After decades of beefing up, the American home itself is going on a diet. The average size of new single-family homes completed in 2009 dropped to a nationwide average of 2,438, about 100 square feet smaller than 2007, according to the National Association of Home Builders (NAHB).

Some say it’s about time.

“We were bloated,” said Tom Fisher, dean of the College of Design at the University of Minnesota. “It made architects cringe, there was so much wasted space. There’s a shift back to ‘What do I really need?’ vs. ‘What will impress my neighbors?'”

The recession is obviously a major factor, noted John Archer, chairman of the U’s Cultural Studies Department and author of “Architecture and Suburbia.” But two longer-term trends are likely to keep house size down even after the economy picks up, he said, citing the influence of architect Sarah Susanka’s “Not So Big House” philosophy and the green movement.

Susanka’s books “piggybacked on the distaste people developed for McMansions,” Archer said. “People started to latch on to a different aesthetic, that bigger was not better, that quality of life does not mean large volumes of space.”

Going green is partly an economic decision, Fisher noted. Smaller houses cost less to heat and cool, and that’s reducing not just square footage but cubic footage as well. “We’re moving away from 2 1/2-story great rooms — they’re so inefficient.”

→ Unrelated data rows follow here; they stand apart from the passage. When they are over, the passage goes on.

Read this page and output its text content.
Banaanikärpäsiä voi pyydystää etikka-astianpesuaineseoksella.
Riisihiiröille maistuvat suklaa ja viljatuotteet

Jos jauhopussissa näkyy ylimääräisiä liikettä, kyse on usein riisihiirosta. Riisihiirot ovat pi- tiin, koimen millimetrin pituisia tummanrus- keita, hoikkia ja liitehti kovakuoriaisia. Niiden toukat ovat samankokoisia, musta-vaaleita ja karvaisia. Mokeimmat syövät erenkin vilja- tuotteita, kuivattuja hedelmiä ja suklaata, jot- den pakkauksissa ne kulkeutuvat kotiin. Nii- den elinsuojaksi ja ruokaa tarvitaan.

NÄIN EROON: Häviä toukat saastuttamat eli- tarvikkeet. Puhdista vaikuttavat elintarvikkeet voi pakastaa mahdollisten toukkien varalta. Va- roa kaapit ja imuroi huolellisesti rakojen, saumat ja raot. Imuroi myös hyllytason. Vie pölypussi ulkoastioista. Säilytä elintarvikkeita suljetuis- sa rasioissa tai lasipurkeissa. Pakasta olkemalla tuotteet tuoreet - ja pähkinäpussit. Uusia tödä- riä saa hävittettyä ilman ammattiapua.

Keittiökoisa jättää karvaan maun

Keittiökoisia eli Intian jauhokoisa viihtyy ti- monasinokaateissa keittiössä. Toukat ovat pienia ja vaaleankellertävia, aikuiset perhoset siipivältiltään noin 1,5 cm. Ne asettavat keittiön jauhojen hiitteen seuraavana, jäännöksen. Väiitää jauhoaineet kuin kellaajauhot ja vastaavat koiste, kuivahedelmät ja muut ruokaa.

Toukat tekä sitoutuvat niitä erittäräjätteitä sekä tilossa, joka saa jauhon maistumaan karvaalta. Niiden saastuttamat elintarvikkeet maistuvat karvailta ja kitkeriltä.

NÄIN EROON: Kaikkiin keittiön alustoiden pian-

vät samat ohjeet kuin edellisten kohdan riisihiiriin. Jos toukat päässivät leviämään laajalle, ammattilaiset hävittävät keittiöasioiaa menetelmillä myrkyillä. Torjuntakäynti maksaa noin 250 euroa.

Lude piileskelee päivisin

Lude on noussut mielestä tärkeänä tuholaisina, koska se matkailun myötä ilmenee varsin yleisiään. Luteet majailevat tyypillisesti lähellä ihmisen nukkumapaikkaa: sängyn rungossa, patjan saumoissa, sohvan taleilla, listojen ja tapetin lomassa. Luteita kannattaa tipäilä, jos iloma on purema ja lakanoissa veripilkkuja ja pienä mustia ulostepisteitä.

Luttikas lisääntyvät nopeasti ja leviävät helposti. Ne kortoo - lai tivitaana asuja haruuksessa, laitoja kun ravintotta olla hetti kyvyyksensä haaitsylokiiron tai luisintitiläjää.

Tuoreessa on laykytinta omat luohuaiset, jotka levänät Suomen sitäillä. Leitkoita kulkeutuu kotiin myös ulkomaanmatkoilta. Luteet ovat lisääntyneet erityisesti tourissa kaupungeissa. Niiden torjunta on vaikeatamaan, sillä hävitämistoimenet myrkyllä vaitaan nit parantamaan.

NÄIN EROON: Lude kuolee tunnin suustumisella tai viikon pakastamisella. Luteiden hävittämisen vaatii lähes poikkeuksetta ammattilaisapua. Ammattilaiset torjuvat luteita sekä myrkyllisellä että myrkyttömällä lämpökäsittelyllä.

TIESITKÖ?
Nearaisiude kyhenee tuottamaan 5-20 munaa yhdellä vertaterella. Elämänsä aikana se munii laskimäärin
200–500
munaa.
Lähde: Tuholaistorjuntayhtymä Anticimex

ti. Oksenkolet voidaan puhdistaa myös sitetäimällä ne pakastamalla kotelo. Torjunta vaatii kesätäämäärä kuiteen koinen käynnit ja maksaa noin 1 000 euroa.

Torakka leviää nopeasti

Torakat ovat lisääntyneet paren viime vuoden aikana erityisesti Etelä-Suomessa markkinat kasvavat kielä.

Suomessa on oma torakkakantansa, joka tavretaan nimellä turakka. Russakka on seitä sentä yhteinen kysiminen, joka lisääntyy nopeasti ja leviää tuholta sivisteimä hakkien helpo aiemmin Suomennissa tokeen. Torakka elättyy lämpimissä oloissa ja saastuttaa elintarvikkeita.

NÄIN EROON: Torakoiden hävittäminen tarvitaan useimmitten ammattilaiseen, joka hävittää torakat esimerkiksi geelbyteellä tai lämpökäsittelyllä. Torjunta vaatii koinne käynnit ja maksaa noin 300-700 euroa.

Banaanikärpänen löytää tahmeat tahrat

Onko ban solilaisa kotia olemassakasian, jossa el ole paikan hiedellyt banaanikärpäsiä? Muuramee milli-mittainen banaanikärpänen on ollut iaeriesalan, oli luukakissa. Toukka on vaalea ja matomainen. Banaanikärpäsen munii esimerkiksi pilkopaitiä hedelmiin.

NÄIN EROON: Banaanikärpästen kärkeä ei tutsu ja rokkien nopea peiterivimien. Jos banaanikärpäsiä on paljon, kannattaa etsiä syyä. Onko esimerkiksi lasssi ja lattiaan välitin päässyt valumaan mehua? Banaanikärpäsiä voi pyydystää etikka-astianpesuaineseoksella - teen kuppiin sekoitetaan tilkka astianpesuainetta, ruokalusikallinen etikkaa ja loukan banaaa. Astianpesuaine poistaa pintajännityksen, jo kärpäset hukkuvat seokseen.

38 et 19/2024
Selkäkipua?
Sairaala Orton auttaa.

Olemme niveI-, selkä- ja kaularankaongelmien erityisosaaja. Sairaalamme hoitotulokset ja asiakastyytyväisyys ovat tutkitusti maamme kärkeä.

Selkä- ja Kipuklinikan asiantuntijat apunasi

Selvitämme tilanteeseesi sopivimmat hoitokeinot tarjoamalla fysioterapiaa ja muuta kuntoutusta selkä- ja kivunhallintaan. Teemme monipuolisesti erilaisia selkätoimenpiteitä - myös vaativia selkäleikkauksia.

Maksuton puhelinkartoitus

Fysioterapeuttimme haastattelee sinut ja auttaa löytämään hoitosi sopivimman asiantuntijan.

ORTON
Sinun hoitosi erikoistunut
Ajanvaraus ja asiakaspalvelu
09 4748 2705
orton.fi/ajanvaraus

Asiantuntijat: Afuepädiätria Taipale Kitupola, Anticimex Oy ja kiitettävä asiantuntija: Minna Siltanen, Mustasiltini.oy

But Archer, for one, thinks home size will continue to moderate. “I don’t doubt that once people get richer, they’ll want bigger, but we’ll see a broader spectrum, not a wholesale tilt back.”

Fewer monster homes

Even those who can still afford supersized homes are scaling down, according to David Bieker, owner of Denali Custom Homes. “As recently as a couple years ago, we were getting a lot more requests for 7,000-square-foot homes,” he said. “When the economy crunched, we started getting more [requests for] 4,000- to 6,000-square-foot homes.”

Right now, tight lending standards are a contributor, he said. “The availability of money is dictating the size of homes. People who want to build $1.5 million homes are building $995,000 homes.”

He thinks the shift will be permanent. “Selling in the past was done on square footage: If you had more square footage, it was worth more.”

But the trend is toward valuing quality over volume. “There’s new thinking with the new economy. People are being more realistic about what they need.”

When Alchemy Architects debuted its weeHouse concept (small, prefabricated dwellings) in 2003, it was a novelty. But weeHouses now represent half of Alchemy’s business, according to Geoffrey Warner, principal architect. “It’s fueled our practice,” he said. “A home may be one’s castle, but is the goal really to have a castle? For most people, when they talk about their favorite rooms, it’s generally smaller spaces.”